Wednesday, July 7, 2010

The Case for Eclipticism

First off, the story so far - and so yes, this will contain spoilers:

Bella, the most popular girl in school because she is mopey and self indulgent, also does not think a lot, which has attracted Edward, the mopey and self indulgent hundred year old vampire from a local band that has sworn off feasting on humans but has never passed the final year of high school. When Bella starts to feel the same way, Edward runs away so that she will forget him, but not before planting a post hypnotic suggestion that reminds her of him any time she is about to have any fun. Meanwhile, local boy Jacob also pines for Bella, and decides to compete with Edward for Bella’s affections by getting all buff and losing his shirt a lot in her presence – which happens even more when he becomes a clothing-averse werewolf. Bella is almost turned by Jacob’s highly convincing six-pack/argument, until Edward comes back… which is where Twilight: Eclipse comes in.

Eclipse shows graduation time in Bella's world, meaning her lifelong bestest friends at school can officially fall off the face of the planet and Bella's life can revolve around becoming a Vampire while still stringing along the Werewolves. The ads may say there is a choice to be made, but there isn't - you know how this is going, but Bella keeps the wolves in reserve any way, quite selfishly really as it turns out her mopey self indulgence has brought down the wrath of a few vamps (in all senses of the word), and so the men in her life spring to protect her in their undead and partly clothed way.

So, the "real" story may be as obvious as the abdominal muscles on Jacob's stomach, but then the attraction to the series is probably based in large part on the attractiveness of the cast. Bella may be all about Edward, but the appreciative grunts that emanated from the Embassy cinema crowd when Jacob finally appeared sans shirt showed that the audience was mostly Team Jacob.
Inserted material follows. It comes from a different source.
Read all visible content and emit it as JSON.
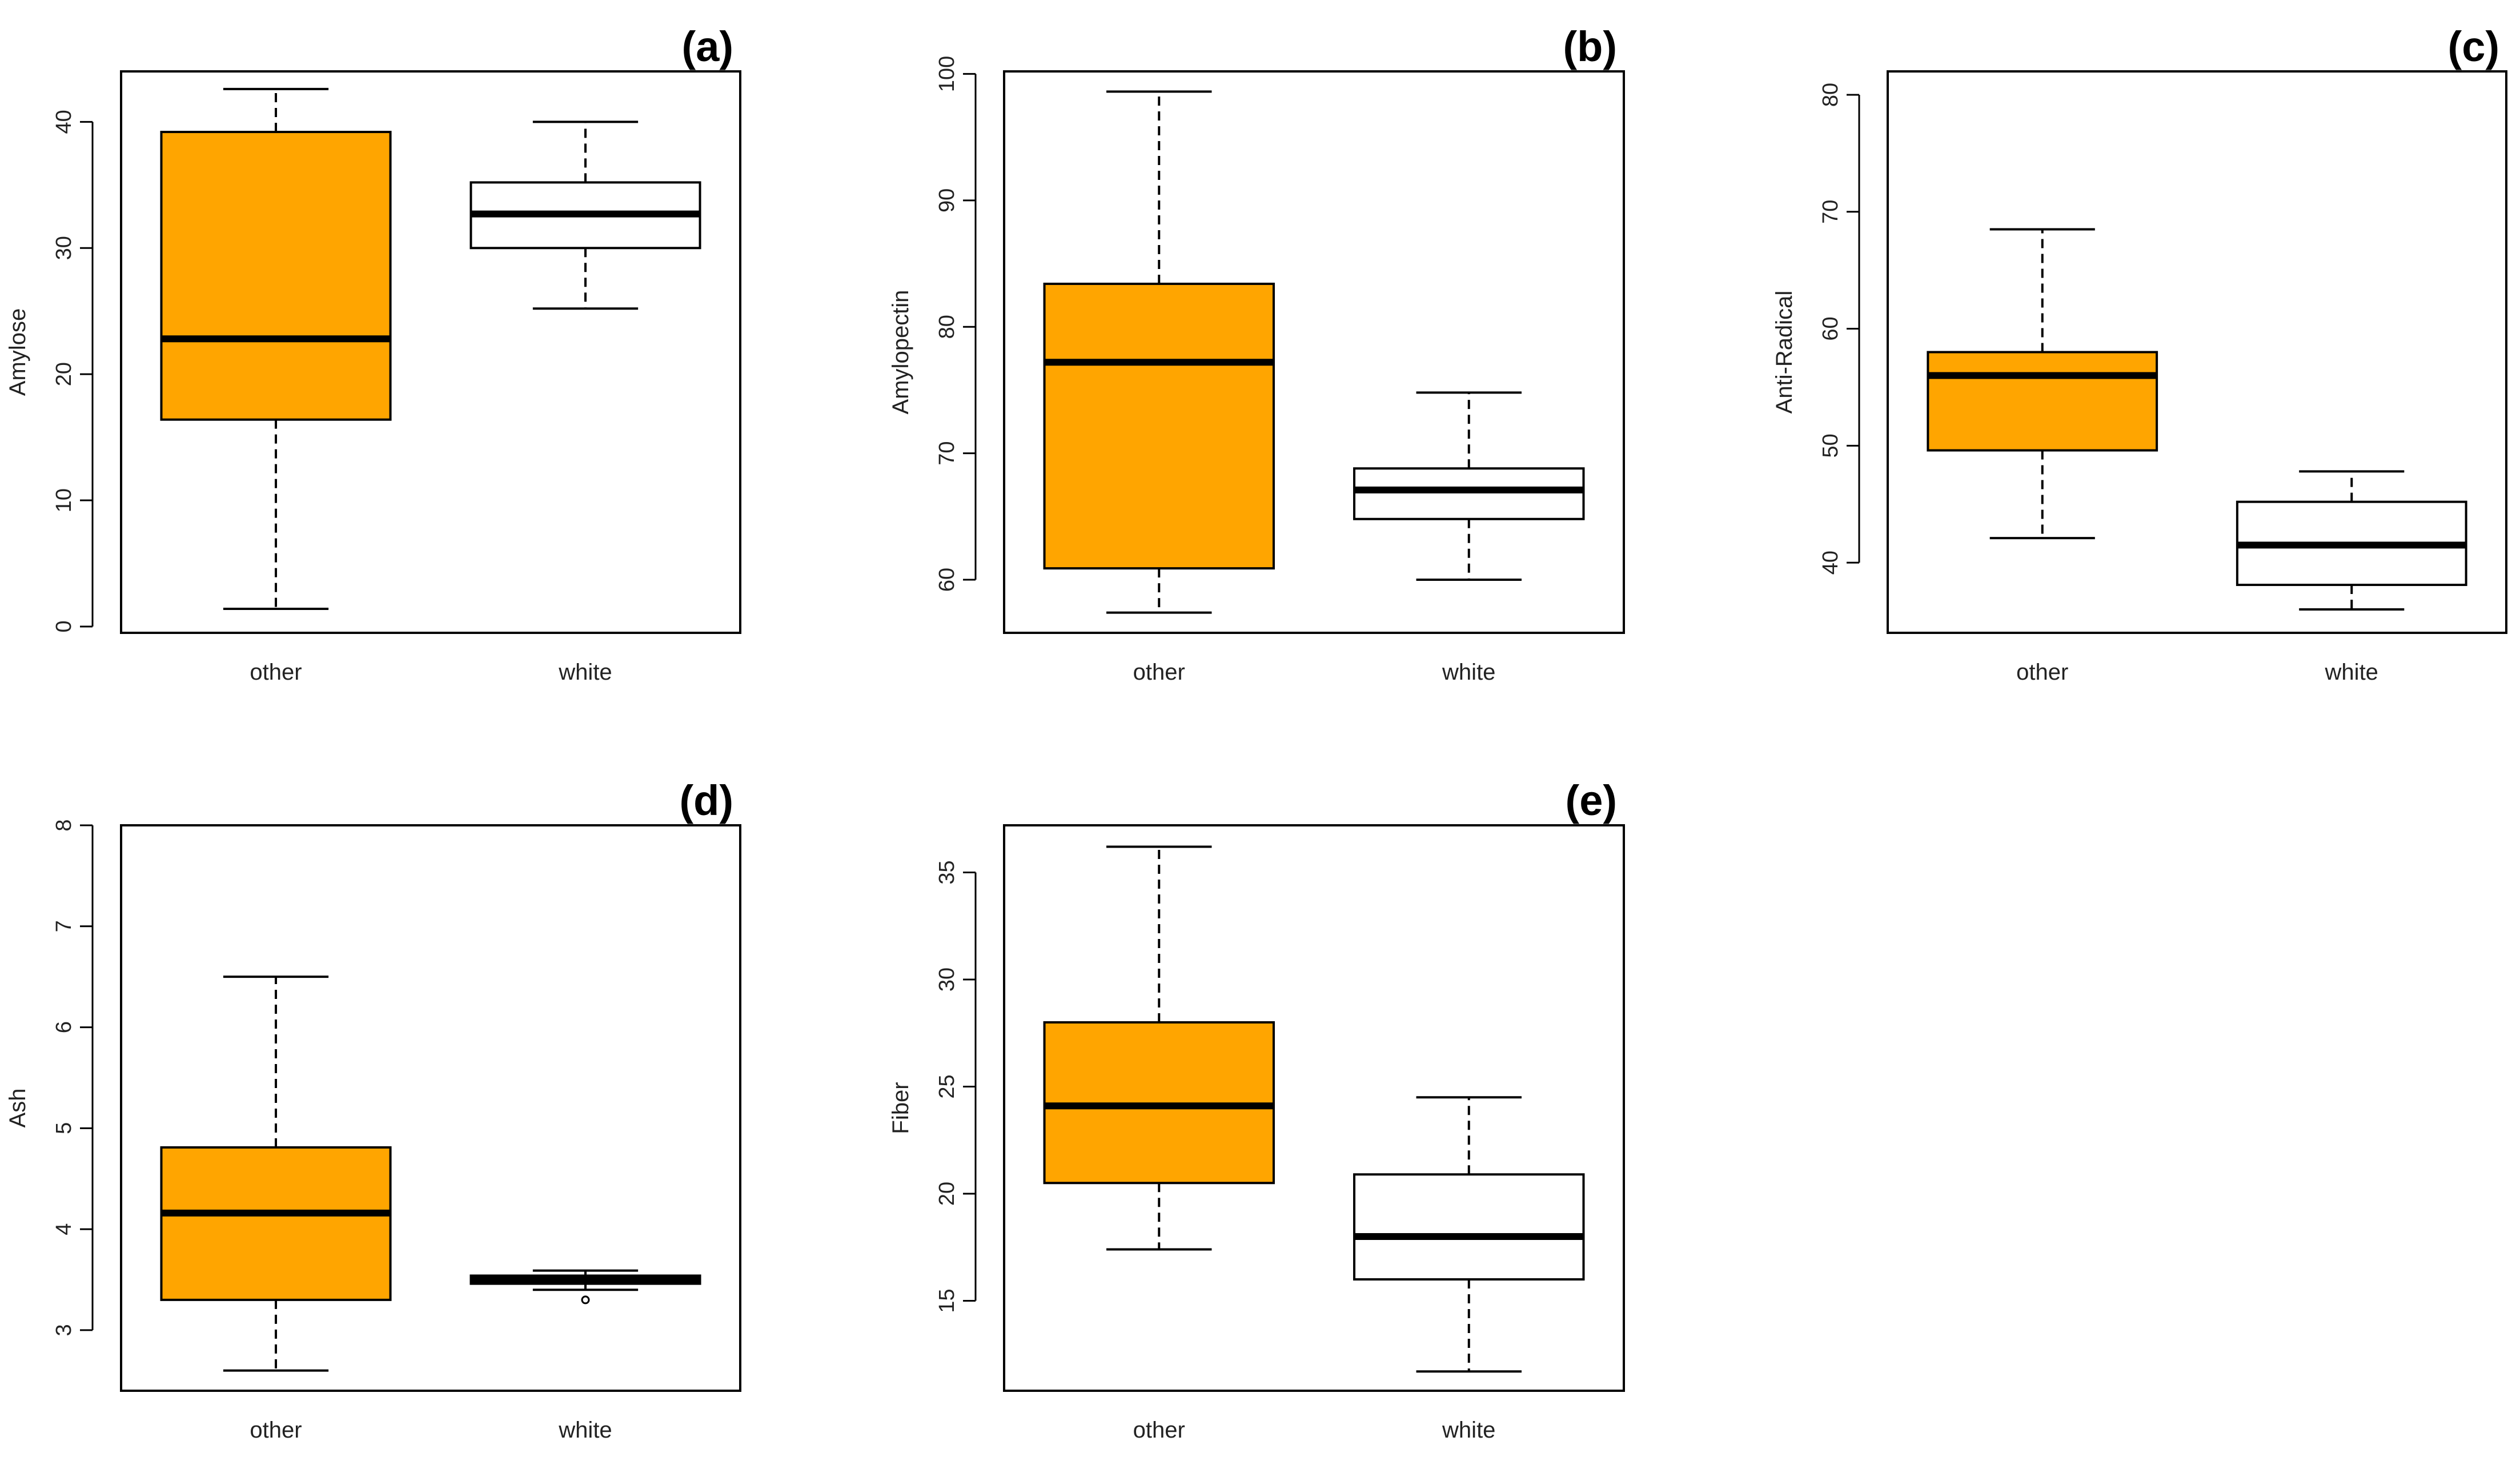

And really, visually is the only way to really appreciate these movies, as the attempts at deep dialogue between the main actors had me torn between falling asleep and ripping my ears off. There are a few attempts at humour, but the ones that work tend to be theose poking fun at the movies themselves; those that try and breath life into the characters are just painful.
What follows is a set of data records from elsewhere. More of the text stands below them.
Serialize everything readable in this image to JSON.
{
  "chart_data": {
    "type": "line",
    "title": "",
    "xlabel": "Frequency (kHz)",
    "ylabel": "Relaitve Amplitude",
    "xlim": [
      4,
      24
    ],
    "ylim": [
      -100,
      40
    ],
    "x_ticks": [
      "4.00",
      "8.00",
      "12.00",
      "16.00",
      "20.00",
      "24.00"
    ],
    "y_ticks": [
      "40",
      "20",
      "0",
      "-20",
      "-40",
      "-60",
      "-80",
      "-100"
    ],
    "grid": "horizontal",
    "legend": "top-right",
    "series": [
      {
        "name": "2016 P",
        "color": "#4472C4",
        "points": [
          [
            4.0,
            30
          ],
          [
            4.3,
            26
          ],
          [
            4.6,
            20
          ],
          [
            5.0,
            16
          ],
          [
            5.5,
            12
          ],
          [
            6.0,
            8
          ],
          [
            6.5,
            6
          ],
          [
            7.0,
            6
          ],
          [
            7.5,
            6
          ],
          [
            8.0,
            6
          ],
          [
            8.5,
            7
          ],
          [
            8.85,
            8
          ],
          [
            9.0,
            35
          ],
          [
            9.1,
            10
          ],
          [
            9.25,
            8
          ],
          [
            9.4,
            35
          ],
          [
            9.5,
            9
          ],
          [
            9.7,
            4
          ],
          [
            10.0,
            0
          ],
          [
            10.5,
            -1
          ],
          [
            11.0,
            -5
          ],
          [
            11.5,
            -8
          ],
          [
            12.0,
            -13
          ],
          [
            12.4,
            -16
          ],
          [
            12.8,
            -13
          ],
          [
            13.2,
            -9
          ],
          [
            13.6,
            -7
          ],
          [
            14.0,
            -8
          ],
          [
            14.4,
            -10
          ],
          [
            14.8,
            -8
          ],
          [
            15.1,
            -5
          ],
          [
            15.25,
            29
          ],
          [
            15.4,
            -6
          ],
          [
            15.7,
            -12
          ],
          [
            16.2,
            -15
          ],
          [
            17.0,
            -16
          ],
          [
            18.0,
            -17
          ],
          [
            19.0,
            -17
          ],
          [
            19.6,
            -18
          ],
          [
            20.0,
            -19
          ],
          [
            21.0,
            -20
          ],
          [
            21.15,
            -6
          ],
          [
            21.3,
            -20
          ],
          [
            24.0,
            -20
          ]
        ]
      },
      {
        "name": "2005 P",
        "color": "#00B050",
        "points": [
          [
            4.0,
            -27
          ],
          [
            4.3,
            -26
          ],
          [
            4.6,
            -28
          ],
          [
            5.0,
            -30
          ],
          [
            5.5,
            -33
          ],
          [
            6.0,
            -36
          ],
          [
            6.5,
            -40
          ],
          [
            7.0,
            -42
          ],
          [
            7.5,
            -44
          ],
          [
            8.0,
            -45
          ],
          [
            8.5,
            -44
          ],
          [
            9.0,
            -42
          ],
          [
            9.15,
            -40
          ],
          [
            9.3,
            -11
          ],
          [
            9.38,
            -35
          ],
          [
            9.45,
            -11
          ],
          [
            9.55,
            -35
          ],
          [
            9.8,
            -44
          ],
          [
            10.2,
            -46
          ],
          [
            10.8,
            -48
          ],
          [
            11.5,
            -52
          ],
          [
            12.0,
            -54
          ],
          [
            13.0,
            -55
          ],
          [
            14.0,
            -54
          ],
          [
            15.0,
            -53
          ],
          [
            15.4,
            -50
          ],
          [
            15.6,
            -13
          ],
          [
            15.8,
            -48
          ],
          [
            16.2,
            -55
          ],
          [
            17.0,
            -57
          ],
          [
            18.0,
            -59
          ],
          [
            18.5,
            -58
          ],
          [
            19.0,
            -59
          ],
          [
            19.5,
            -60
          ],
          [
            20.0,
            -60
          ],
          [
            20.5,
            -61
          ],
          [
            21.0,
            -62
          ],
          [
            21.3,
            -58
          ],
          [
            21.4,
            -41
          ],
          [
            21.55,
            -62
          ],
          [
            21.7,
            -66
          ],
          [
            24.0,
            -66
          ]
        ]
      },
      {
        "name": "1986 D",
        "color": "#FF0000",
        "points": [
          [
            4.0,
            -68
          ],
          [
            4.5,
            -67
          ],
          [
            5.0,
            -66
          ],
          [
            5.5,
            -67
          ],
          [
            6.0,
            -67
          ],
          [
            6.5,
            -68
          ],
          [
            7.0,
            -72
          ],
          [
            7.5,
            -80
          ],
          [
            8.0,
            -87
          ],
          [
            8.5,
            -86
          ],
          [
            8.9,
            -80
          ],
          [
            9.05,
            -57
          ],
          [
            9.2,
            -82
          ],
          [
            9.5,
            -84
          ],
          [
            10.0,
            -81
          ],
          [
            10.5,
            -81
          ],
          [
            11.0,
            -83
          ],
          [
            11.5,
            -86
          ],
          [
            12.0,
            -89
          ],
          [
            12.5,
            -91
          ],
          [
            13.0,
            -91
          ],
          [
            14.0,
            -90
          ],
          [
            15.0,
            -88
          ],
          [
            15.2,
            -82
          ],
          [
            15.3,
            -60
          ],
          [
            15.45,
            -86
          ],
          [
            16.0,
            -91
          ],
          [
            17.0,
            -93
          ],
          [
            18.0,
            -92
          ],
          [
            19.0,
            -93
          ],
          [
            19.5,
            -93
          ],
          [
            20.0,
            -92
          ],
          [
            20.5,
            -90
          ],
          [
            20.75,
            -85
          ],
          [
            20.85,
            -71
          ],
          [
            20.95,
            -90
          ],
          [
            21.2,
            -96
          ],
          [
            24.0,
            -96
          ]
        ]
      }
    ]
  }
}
Luckily, the third installment also has a few supernatural scrapping scenes, vampire versus werewolf versus vampire and the like, and these keep the movie entertaining. There are also a few interesting (relatively speaking) backstories told, though the vampires are still too cool for school to actually be likable, and the werewolves stay firmly on their side of the story river. The film has a 2.5 hour running time, but it feels closer to 5, dragging as it does as the attempts at character development weighs it down.

The enjoyment of the film can be enhanced if you don't take it too seriously, plus wait in anticipation of the reaction of the louder members of the audience whenever Jacob turns up. I think the fact I viewed this at the Embassy also enhanced how much I enjoyed Eclipse, because really, it is quite a bad film in almost every way. Well, almost every way.

Verdict: I am not sure whether to recommend this or not, but then, I think Eclipse is one of those films that people will already know whether or not they want to see it. Moments of humour, quite a bit of action, and a lead cast of mainly unlikeable characters with dreadful dialogue - these are elements that could make a great film, though Eclipse gets the proportions all wrong. Not that this has had any impact on its box office. It's a money making machine, and that in itself is worth a point or two. 6 new moons out of 10.

1 comment:

Kiwi in Zurich said...

I have no doubt that your review is more entertaining than the film!